A versão atualizada do protocolo, disponível no site do Ministério, detalha como deve ser a ação médica e como as Unidades Básicas de Saúde devem trabalhar, dos casos com sintomas leves aos graves. Na página 17, tem uma sugestão de prescrição de dipirona e paracetamol, medicamentos analgésicos que aliviam sintomas como dores no corpo, mal-estar e febre, mas sem propriedades de cura. Há ainda o remédio oseltamivir, um antiviral usado para combater o vírus da gripe. Seu uso, porém, é encerrado quando o teste de gripe dá negativo ou quando o da covid-19 dá positivo, já que ele não tem ação comprovada contra o novo coronavírus. São determinadas ainda medidas de suporte e conforto, isolamento domiciliar e monitoramento até a alta médica. O protocolo de uso da hidroxicloroquina foi acrescentado na quarta, 20, e diz que, até o momento, não há dados científicos que apontem um determinado tratamento farmacológico e que seu uso está condicionado à decisão do médico e à autorização por escrito do paciente. O protocolo também fala de contra indicação em pacientes com doenças cardíacas, como a comunidade científica vem ressaltando há tempos.

(2) Recomendação na Itália é tratamento de sintomas e cuidado com hidroxicloroquina
O vídeo sugere que médicos italianos que usaram hidroxicloroquina em pacientes no início dos sintomas tiveram sucesso com a redução de internações na Itália. De fato, o medicamento está entre aqueles com uso autorizado no país, inclusive para pacientes com sintomas leves e em tratamento domiciliar. No entanto, a Agência Italiana de Fármacos alerta para a importância de que a hidroxicloroquina seja receitada por um médico e com autorização do paciente, por se tratar de medicamento sem eficácia científica comprovada. A entidade também alerta para seus efeitos colaterais cardíacos e os perigos de sua utilização em altas doses em cardiopatas. A principal orientação do Ministério da Saúde italiano sobre o tratamento de covid-19, atualizada em 11 de maio, é similar à feita no Brasil: cuidar dos sintomas apresentados pelos pacientes com terapias de suporte, como uso de oxigênio; descansar; continuar isolado em casa; comer bem e beber bastante água.

(3) Isolamento não salva vidas?
O infectologista Guilherme Spaziani diz que caso não seja encontrada uma vacina, o mesmo número de pessoas será infectado com ou sem a adoção do isolamento social. No entanto, a medida de distanciamento evita que as pessoas sejam contagiadas em um curto espaço de tempo e, com isso, sejam esgotados os recursos hospitalares, médicos e de insumos necessários a um suporte adequado. Isto é, o isolamento social permite o serviço hospitalar para cada paciente, inclusive aqueles que estiverem em estado grave.

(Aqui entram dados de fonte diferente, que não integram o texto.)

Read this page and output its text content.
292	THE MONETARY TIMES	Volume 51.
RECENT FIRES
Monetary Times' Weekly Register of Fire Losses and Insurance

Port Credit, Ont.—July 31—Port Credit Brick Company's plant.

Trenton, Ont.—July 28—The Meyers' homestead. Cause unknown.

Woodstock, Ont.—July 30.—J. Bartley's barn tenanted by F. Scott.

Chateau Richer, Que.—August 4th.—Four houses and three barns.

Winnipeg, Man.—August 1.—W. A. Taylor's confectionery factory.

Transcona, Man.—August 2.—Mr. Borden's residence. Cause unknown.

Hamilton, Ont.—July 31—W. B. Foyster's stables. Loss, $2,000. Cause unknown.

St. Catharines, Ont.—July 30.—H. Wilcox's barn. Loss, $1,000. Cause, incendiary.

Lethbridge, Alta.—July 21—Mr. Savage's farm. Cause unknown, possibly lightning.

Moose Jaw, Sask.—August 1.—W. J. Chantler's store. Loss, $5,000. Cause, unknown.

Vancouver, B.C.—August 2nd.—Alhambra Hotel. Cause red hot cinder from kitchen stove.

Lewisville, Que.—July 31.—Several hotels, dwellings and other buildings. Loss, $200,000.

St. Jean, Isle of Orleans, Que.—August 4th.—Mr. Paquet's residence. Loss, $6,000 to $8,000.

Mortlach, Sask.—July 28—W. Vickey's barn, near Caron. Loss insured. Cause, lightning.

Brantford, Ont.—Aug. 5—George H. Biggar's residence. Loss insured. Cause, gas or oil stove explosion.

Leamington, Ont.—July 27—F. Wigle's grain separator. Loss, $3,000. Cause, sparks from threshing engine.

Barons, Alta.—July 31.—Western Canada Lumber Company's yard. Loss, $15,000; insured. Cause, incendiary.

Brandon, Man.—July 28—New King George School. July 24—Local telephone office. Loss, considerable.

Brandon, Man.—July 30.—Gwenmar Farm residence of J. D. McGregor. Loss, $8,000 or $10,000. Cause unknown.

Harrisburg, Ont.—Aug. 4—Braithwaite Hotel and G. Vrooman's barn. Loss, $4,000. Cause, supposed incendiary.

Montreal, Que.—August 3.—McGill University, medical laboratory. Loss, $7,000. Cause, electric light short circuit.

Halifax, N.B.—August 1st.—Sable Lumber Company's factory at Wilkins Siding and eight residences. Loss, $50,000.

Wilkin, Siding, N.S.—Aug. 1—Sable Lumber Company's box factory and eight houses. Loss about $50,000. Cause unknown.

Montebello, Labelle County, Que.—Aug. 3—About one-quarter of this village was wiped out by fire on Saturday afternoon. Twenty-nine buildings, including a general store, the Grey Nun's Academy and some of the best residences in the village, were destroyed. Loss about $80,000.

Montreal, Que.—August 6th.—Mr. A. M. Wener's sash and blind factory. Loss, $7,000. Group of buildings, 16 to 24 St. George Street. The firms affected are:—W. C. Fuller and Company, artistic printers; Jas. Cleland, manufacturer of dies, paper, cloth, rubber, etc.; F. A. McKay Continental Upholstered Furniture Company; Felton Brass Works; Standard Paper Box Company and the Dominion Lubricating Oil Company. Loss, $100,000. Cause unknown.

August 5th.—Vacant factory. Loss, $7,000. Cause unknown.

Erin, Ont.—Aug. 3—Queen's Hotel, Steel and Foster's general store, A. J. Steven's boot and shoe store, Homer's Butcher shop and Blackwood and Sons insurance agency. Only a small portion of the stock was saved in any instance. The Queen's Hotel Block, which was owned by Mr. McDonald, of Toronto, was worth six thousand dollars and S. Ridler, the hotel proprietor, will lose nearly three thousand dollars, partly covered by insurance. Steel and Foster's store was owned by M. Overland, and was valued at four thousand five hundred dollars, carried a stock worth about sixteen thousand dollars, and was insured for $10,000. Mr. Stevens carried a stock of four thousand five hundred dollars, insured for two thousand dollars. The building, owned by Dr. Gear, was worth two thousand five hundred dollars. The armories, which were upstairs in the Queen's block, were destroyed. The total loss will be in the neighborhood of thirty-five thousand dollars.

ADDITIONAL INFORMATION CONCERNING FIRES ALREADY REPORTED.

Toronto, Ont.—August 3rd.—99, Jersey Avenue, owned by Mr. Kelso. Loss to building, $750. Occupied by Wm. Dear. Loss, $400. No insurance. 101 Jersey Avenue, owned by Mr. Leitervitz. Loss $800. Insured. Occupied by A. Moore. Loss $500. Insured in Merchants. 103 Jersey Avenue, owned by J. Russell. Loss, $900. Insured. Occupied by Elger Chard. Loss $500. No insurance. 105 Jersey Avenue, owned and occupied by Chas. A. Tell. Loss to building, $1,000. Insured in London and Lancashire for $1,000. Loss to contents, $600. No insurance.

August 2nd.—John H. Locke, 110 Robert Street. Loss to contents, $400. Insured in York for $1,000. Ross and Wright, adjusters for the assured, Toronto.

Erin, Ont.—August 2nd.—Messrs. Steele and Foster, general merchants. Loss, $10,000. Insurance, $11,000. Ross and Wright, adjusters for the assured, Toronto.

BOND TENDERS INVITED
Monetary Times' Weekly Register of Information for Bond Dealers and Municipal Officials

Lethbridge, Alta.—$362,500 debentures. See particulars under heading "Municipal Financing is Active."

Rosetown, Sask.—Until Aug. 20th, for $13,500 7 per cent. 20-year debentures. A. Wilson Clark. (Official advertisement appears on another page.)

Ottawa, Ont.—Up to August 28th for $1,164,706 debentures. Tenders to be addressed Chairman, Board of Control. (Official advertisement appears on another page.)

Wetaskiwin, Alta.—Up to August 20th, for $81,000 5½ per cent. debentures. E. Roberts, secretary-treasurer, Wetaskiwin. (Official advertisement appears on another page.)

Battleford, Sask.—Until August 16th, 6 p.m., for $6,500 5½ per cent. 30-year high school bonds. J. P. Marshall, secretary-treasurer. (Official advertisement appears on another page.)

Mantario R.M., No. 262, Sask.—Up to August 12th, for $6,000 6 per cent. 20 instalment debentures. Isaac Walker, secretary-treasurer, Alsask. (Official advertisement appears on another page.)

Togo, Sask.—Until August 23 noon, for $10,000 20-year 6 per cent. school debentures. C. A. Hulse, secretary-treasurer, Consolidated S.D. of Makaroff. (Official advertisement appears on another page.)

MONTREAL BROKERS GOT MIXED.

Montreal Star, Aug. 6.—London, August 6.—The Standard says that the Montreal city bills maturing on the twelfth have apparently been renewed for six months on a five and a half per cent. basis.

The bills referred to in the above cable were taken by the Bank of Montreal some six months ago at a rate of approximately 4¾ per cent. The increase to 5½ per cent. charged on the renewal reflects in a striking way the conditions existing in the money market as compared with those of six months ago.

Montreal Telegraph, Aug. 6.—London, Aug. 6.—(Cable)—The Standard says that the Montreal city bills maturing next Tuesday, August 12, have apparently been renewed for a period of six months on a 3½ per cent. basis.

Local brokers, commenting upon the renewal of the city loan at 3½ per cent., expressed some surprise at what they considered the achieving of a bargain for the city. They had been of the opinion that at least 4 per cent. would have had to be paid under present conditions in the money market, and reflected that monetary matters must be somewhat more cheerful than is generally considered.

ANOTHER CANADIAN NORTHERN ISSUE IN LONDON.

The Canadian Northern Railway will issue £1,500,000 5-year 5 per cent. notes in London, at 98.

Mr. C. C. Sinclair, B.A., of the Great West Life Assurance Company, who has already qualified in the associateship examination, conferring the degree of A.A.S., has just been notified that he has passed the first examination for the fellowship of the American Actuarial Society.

(4) Medicamentos citados não combatem o coronavírus
Especialistas ressaltam não haver um remédio que cure a covid-19. Por isso, é importante o cuidado na divulgação de um determinado tratamento. O vídeo cita diversos remédios que vão de antibióticos (contra bactérias) a remédios usados para tratamentos antiparasitários (contra vermes). A covid-19 é uma doença causada por um vírus. Gerson Salvador, infectologista do Hospital Universitário da USP, ressalta que o passo a passo de orientação médica depende de cada paciente e que é importante que o médico fique atento principalmente a doentes com fatores de risco.